Ein Selbstläufer ist Microsofts KI-Erfolg natürlich trotzdem nicht. Zwar ist die Nachfrage nach der Technologie gigantisch und Microsoft mit der Copilot-Lösung für zahlreiche Anwendungen – von Word über Edge bis Notes – bereits am Markt. Dort lauern aber Fallstricke. Noch immer zweifeln prominente Stimmen im Silicon Valley, ob sich KI schnell monetarisieren lasse. Die Etablierung der notwendigen Serverinfrastruktur ist energieaufwendig und teuer, zugleich gibt es noch immer starke Abhängigkeiten von Chipherstellern wie Nvidia. Microsoft kündigte zwar vor geraumer Zeit an, eigene KI-Chips fertigen zu wollen – der Weg dorthin scheint noch weit.
„Auch über die unbeabsichtigten Folgen nachdenken“
Nadella bringt derlei nicht aus der Ruhe. In die Karten spielt ihm sein Charakter. Er ist kein gnadenloser Vordenker, kein glühender Visionär, der mit markigen Ansagen Aufmerksamkeit generiert. In öffentlichen Auftritten wirkt er häufig nachdenklich, wiegelt ab. „Wir dürfen bei jeder neuen Technologie nicht nur Vorteile betrachten, sondern auch über die unbeabsichtigten Folgen nachdenken“, sagt er etwa beim Weltwirtschaftsforum in Davos. Ein kultureller Wandel nach außen, dem ein ebenso starker Wandel nach innen voranging. Forscher Brandstetter: „Jeder, der schon länger bei Microsoft ist, sagt, dass mit Satya eine komplett neue Firmenkultur einzog“.

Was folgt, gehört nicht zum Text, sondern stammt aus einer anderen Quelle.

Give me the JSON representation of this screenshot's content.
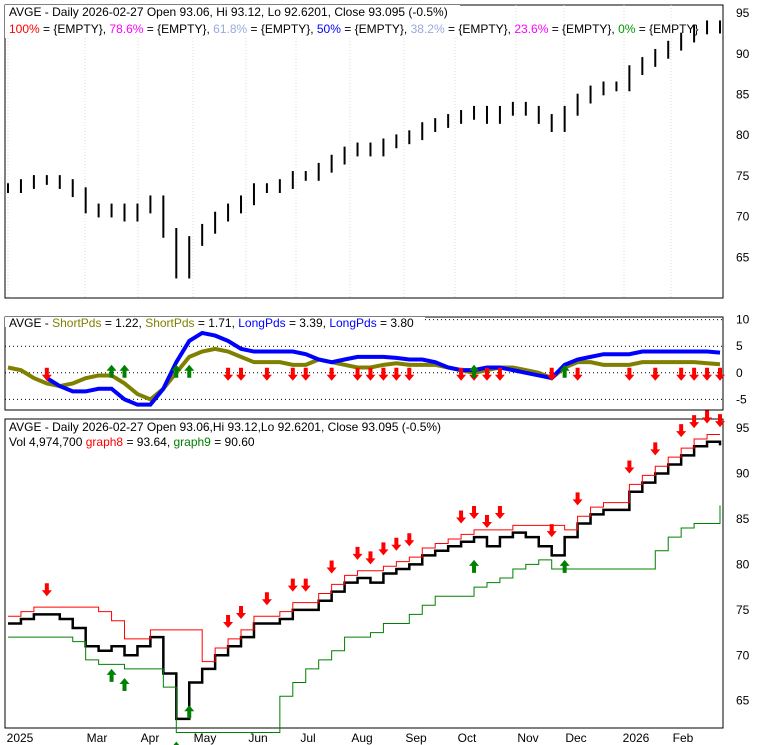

Der wirtschaftliche Erfolg gibt dem Kurs Nadellas vorerst recht: Alleine im letzten Geschäftsquartal setzte Microsoft 62 Milliarden US-Dollar um und sackte einen Gewinn von 22 Milliarden ein. Für die Hälfte der Umsätze sorgt das Cloud-Geschäft. Spannend: Die gigantische Blizzard-Übernahme sorgt dafür, dass Microsoft mit dem Segment „Gaming“ erstmals mehr Geld umsetzt als mit Windows.